35. The method of claim 34, wherein the step of measuring the level of phosphorylation of the hPER2 comprises electrophoresis, wherein an electrophoretic mobility shift of the hPER2 resulting from the method from that observed with hPER2 not subjected to the method denotes phosphorylation.

36. The method of claim 35, further comprising the step of treating the hPER2 with phosphatase to confirm that the mobility shift is due to phosphorylation.

37. A method of screening for compounds that inhibit the phosphorylation of hPER2 comprising the steps of : contacting a potential inhibitor of the phosphorylation of hPER2 with hPER2 in the presence of a kinase and phosphates; measuring the level of phosphorylation of the hPER2, wherein a level of phosphorylation observed with the potential inhibitor of the phosphorylation of hPER2 lower than a level of phosphorylation observed when hPER2 is contacted with a kinase and phosphates without the potential inhibitor of the phosphorylation of hPER2 signals an inhibitor of the phosphorylation of hPER2.

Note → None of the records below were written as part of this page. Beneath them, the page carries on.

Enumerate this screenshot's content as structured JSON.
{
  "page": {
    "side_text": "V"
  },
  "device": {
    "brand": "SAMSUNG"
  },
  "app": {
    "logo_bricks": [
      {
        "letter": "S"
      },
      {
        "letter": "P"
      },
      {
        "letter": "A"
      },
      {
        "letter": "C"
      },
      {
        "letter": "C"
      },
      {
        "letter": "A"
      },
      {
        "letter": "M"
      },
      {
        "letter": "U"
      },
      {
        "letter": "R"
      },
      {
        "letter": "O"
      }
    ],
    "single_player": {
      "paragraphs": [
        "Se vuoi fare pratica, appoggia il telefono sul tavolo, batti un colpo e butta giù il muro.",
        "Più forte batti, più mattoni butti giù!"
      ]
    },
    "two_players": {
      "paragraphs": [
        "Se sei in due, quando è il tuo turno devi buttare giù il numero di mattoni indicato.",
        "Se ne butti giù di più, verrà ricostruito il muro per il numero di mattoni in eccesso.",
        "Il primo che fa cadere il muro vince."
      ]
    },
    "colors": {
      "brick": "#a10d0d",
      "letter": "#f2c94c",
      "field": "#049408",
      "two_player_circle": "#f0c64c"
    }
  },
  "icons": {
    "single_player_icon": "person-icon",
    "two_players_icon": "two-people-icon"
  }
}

38. The method of claim 37, wherein the kinase is casein kinase I epsilon.

39. The method of claim 37, wherein the kinase is casein kinase delta.

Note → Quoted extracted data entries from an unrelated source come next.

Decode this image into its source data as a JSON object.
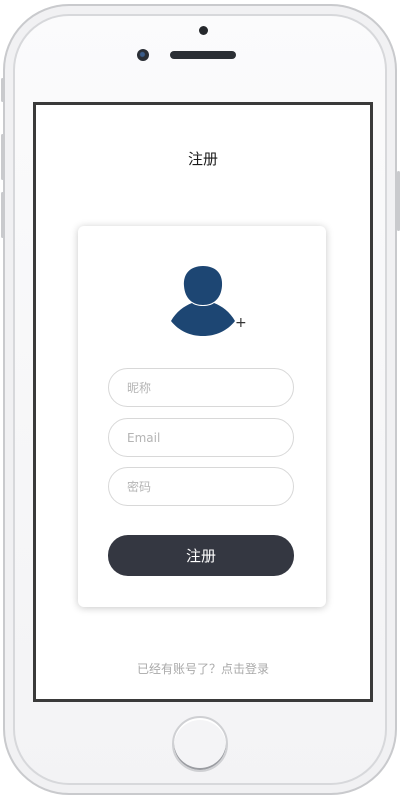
{
  "page": {
    "title": "注册"
  },
  "form": {
    "nickname_placeholder": "昵称",
    "email_placeholder": "Email",
    "password_placeholder": "密码",
    "submit_label": "注册"
  },
  "avatar": {
    "icon": "user-avatar-icon",
    "add_label": "+",
    "color": "#1d4673"
  },
  "footer": {
    "login_link": "已经有账号了？点击登录"
  },
  "colors": {
    "button_bg": "#343741",
    "button_text": "#ffffff",
    "link_text": "#a9a9a9",
    "field_border": "#d8d8d8"
  }
}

40. The method of claim 37, wherein the step of measuring the level of phosphorylation of the hPER2 comprises electrophoresis, wherein an electrophoretic mobility shift of the hPER2 resulting from the method from that observed with hPER2 not subjected to the method denotes phosphorylation.

41. The method of claim 40, further comprising the step of treating the hPER2 with phosphatase to confirm that the mobility shift is due to phosphorylation.

42. A method of screening for compounds that upregulate the phosphorylation of hPER2 comprising the steps of : contacting a potential upregulating compound of the phosphorylation of hPER2 with hPER2 in the presence of a kinase and phosphates; measuring the level of phosphorylation of the hPER2, wherein a level of phosphorylation observed with the potential upregulating compound of the phosphorylation of hPER2 higher than a level of phosphorylation observed when hPER2 is contacted with a kinase and phosphates without the potential upregulating compound of the phosphorylation of hPER2 signals an upregulating compound for the phosphorylation of hPER2.

43. The method of claim 37, wherein the kinase is casein kinase I epsilon.

44. The method of claim 37, wherein the kinase is casein kinase delta.

45. The method of claim 42, wherein the step of measuring the level of phosphorylation of the hPER2 comprises electrophoresis, wherein an electrophoretic mobility shift of the hPER2 resulting from the method from that observed with hPER2 not subjected to the method denotes phosphorylation.

46. The method of claim 45, further comprising the step of treating the hPER2 with phosphatase to confirm that the mobility shift is due to phosphorylation.